One of the problems in analysing the macro data presented above is that its estimation of worker mobility is incommensurate with the rates of urbanisation and urban employment patterns as enumerated by the Census of India 2011.

 

SOCIAL COMPOSITION

OF URBAN WORKERS

One of the characteristic features of this Census has been the pointers towards the emergence of new urban centres. Its recent slum data also show the demographic changes that are taking place in an expanding urban working class. This expansion of urban employment and urban centres may indicate that both short and long duration migration are grossly underestimated in the migration data presented above. The data show that there has been a rapid expansion of formally notified slum areas from 1743 to 2613 settlements between 2001 and 2011.

 

However, these legally notified slum areas tell only a part of the story. Most of the working class populations live in ‘recognised’ slums that are yet to be notified or in ‘identified slums,’ i.e., settlements which have slum-like characteristics but are identified only by Census enumerators and not by the government as yet. In other words, the Census of 2011 attempted to document all worker settlements in urban areas. It showed that the number of slum dwelling households had increased by 44.2 per cent between 2001 and 2011. This enumeration shows that approximately 36 per cent of all slum dwellers live in non-recognised colonies and therefore they have no visibility or rights in government policy. Only 34.4 percent of the slum dwellers live in notified and authorised slums which have a modicum of some basic amenities.

 

Interestingly, the decadal growth rate of female slum dwellers is almost 5.7 percent higher than that of male slum dwellers. This once again points towards household migration because of rural distress.

 

Another characteristic that emerges out of the data is the diverse social composition of the slum dwellers. The decadal increase in the slum dwelling population among the scheduled castes and scheduled tribes has been increasing at a higher rate than that of others, i.e., 38 percent for the scheduled castes and 51.8 per cent for the scheduled tribes. Thus the scheduled castes constituted 20.4 percent of the urban slum dwelling population in 2011 as compared to 18.5 percent in 2001 and the scheduled tribes constituted 3.4 per cent of the urban slum dwelling population in 2011 as compared to 2.5 percent in 2001. Such an increase is significant because the overall proportion of slum dwelling population within urban areas has remained constant at 17.4 per cent in the entire decade.

 

Further, the proportion of scheduled caste and scheduled tribe women has been increasing at a higher rate than that of men. The proportion of scheduled caste women has gone up by 40.3 percent in between 2001 and 2011 whereas for scheduled tribes it has gone up by 50.4 percent. These proportions are far higher than the overall decadal increase of slum dwelling population by 34 percent.

 

These data show that the urban and rural workers are increasingly relying on their mobility in order to access the labour market.
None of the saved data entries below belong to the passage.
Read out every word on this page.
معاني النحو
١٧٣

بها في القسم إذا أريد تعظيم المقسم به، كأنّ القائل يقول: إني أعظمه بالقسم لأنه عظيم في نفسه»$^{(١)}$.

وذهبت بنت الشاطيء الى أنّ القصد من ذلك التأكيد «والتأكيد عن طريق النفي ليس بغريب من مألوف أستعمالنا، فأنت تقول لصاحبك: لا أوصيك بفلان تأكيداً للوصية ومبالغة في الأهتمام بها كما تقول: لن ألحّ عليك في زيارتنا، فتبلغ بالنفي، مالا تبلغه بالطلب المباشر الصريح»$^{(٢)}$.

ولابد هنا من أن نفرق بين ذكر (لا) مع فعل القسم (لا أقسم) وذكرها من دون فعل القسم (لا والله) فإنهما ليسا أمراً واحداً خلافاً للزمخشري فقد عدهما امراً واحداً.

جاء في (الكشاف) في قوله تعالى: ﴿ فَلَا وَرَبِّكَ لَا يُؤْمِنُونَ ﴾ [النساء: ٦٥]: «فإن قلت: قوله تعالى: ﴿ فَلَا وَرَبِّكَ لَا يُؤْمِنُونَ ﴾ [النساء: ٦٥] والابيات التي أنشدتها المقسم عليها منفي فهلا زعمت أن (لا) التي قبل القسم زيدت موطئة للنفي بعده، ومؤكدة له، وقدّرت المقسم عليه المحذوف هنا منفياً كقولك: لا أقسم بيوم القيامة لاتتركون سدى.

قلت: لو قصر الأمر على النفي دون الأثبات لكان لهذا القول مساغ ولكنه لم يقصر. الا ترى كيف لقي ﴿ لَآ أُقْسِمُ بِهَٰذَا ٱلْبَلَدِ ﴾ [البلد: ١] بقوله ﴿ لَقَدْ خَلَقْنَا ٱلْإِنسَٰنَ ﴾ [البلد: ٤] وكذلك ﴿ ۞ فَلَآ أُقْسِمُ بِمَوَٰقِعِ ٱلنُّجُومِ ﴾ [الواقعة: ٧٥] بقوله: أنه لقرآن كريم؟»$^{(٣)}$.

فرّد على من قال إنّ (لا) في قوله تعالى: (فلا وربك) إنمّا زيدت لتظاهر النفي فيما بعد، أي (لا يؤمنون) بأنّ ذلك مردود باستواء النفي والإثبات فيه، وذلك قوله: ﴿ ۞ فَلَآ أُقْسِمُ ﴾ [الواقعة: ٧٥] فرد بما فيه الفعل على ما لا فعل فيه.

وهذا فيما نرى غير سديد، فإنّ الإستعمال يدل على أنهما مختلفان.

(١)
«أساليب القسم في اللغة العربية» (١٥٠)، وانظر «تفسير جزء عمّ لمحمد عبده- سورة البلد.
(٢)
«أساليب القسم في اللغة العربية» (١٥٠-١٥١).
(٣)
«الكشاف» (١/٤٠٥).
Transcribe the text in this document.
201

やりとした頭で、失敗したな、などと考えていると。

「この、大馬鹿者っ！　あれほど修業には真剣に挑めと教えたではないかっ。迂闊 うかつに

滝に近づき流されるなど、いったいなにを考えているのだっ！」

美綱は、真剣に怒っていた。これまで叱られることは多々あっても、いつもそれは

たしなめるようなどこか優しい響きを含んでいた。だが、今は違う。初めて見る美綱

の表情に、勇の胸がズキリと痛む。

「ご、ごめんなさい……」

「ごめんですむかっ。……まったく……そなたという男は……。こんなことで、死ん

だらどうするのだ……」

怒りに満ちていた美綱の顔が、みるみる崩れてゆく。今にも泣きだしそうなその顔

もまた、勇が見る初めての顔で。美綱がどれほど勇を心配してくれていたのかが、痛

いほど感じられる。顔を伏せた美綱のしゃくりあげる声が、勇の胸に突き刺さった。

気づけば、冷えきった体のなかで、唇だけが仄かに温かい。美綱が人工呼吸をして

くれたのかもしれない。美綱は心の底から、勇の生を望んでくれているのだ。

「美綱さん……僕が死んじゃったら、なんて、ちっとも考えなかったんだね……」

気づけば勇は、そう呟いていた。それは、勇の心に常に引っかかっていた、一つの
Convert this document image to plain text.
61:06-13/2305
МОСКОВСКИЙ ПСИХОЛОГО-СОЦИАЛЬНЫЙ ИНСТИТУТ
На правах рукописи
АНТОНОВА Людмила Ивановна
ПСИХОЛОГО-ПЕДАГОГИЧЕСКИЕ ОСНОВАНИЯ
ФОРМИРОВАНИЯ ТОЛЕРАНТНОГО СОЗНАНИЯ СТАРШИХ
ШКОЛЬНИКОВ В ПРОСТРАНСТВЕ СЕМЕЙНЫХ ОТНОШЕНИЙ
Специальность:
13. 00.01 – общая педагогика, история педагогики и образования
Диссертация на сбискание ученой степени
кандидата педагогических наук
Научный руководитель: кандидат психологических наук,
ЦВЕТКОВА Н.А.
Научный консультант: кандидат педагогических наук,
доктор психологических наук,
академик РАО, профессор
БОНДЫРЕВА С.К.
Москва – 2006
However, such mobility does not ensure that they are either recognised as workers or get the rights of a worker. Further, the transformations of such a working class have diverse sociological characteristics and are mediated by several sectional and patriarchal relations. In order to ensure the unity of all workers, it is essential that all the workers be registered and the specific issues of migrant workers be taken up by the larger movements of workers.